The pandemic has enabled the commuters to avoid crowded places and public transportation such as metro, taxis, and local trains. Travelling safely now has a new meaning that includes owning a two-wheeler to stay away from crowded public spaces. As the increase in demand for bikes and scooters continues, lending institutions provide their customers with competitive bike loan interest rates to capitalize on this situation. There is a dramatic shift away from public transportation options to single-occupant vehicles such as bikes and scooters. For emergencies like the purchase of urgent medicines, people use two-wheelers for grocery shopping. Subsequently, interest rates on two-wheeler loans are also dropping, and buyers are happier than ever. But then the big question arises - loan from banks or NBFCs?
Bank borrowing usually requires conventional paperwork and robust lending procedures that make business financing a time-consuming affair. On the other hand, NBFCs allow for easy disbursement of funds, with their minimum documentation requirements. You don't have to go through stringent terms and screening procedures for loans and get funds quicker. Note that two-wheeler dealers can lure bike enthusiasts with seasonal offers, and if the consumer does not get the scooter loan on time, there is a higher possibility of missing out on the proposals. For obvious reasons, a borrower would like to opt for a financial institution that has a process free from hassles. Hence NBFC scores better in this segment which empowers the borrowers with a rapid disbursal of funds.
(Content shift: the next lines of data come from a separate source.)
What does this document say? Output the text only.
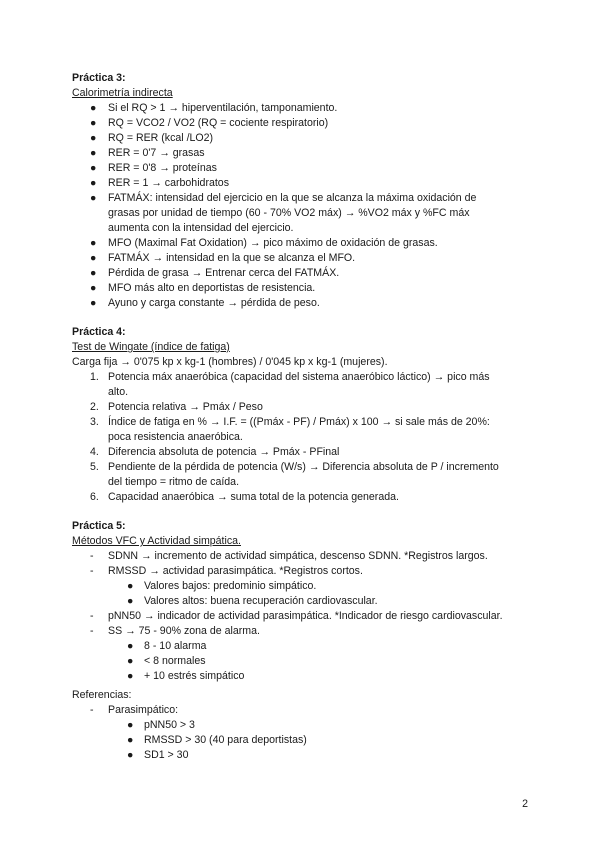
Práctica 3:
Calorimetría indirecta
● Si el RQ > 1 → hiperventilación, tamponamiento.
● RQ = VCO2 / VO2 (RQ = cociente respiratorio)
● RQ = RER (kcal /LO2)
● RER = 0'7 → grasas
● RER = 0'8 → proteínas
● RER = 1 → carbohidratos
● FATMÁX: intensidad del ejercicio en la que se alcanza la máxima oxidación de
grasas por unidad de tiempo (60 - 70% VO2 máx) → %VO2 máx y %FC máx
aumenta con la intensidad del ejercicio.
● MFO (Maximal Fat Oxidation) → pico máximo de oxidación de grasas.
● FATMÁX → intensidad en la que se alcanza el MFO.
● Pérdida de grasa → Entrenar cerca del FATMÁX.
● MFO más alto en deportistas de resistencia.
● Ayuno y carga constante → pérdida de peso.
Práctica 4:
Test de Wingate (índice de fatiga)
Carga fija → 0'075 kp x kg-1 (hombres) / 0'045 kp x kg-1 (mujeres).
1. Potencia máx anaeróbica (capacidad del sistema anaeróbico láctico) → pico más
alto.
2. Potencia relativa → Pmáx / Peso
3. Índice de fatiga en % → I.F. = ((Pmáx - PF) / Pmáx) x 100 → si sale más de 20%:
poca resistencia anaeróbica.
4. Diferencia absoluta de potencia → Pmáx - PFinal
5. Pendiente de la pérdida de potencia (W/s) → Diferencia absoluta de P / incremento
del tiempo = ritmo de caída.
6. Capacidad anaeróbica → suma total de la potencia generada.
Práctica 5:
Métodos VFC y Actividad simpática.
- SDNN → incremento de actividad simpática, descenso SDNN. *Registros largos.
- RMSSD → actividad parasimpática. *Registros cortos.
● Valores bajos: predominio simpático.
● Valores altos: buena recuperación cardiovascular.
- pNN50 → indicador de actividad parasimpática. *Indicador de riesgo cardiovascular.
- SS → 75 - 90% zona de alarma.
● 8 - 10 alarma
● < 8 normales
● + 10 estrés simpático
Referencias:
- Parasimpático:
● pNN50 > 3
● RMSSD > 30 (40 para deportistas)
● SD1 > 30
2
The interest rate on loan could well be the make or break factor for a borrower, considering all conditions to be stable. Therefore, it is no surprise then that a loan seeker's interest rate has historically been the primary concern. One of the most critical components for two-wheeler finance has always been the interest rate because it can facilitate the repayment phase.
It's tough to get a vehicle loan from a bank if your CIBIL credit score is low. Some banks have become much stricter due to bad loans piling up and don't even accept anything less than a benchmarked score. Meanwhile, in determining your creditworthiness based only on your credit score, NBFCs are not that rigid. With an optimal credit score, you may still have a fighting chance, although the loan may cost a little more than expected.
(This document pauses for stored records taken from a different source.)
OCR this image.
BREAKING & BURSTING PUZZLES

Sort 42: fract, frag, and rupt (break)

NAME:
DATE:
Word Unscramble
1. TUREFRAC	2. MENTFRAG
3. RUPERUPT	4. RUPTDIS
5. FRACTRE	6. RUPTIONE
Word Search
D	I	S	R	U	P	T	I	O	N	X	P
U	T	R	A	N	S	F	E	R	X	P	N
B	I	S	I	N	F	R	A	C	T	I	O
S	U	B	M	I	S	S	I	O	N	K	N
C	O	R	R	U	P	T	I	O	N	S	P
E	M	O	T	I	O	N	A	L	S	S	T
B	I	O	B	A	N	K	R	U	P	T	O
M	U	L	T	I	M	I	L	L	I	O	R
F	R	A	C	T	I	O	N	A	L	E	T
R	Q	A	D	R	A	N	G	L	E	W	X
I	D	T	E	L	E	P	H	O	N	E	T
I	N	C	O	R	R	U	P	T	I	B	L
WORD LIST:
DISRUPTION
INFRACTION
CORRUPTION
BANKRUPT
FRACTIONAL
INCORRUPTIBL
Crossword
Some forward-thinking NBFCs and Fintech firms are now looking beyond credit score and credit history to determine a loan applicant. They use artificial intelligence (AI), machine language (ML), and social media quotient to determine a person's creditworthiness. In contrast to banks, NBFCs will be the first to implement these new-age lending methods and procedures.
Documentation is more straightforward, and the processing time is also faster in NBFCs. They have less rigorous paperwork than banks and have a speedy process of sanctioning home loans to borrowers. NBFCs have the flexibility to offer flexible loan periods, processing fees, and competitive interest rates to broader segments of borrowers. Overall, NBFCs are more forthcoming and versatile when authorizing scooter loan applications. So, if you fail to get a vehicle loan from a bank (maybe due to inadequate income or you are unable to meet their other eligibility criteria), then you may approach an NBFC like Muthoot FinCorp.
Regardless of the sector, customer service, i.e. customer experience, has taken the front seat these days. The wheels of both banks and NBFCs keep turning day and night to meet the public's financial obligation. But when it comes to dedicated customer support, banks get outpaced by NBFCs most of the time. On their portal, you are allowed to keep a tab of all your loan information, costs, and payments to your online account. Additionally, you are assigned a CRM (customer relationship manager) attending to all your questions or any complication you face related to your loan and help you handle your loan comfortably.
Speaking from a customer's perspective, NBFCs fare better for their competitive interest rates and customer experience than their banking counterparts. Due to heavy competition in the financial phase, borrowers have the responsibility to apply due diligence while choosing two-wheeler finance for their dream bike.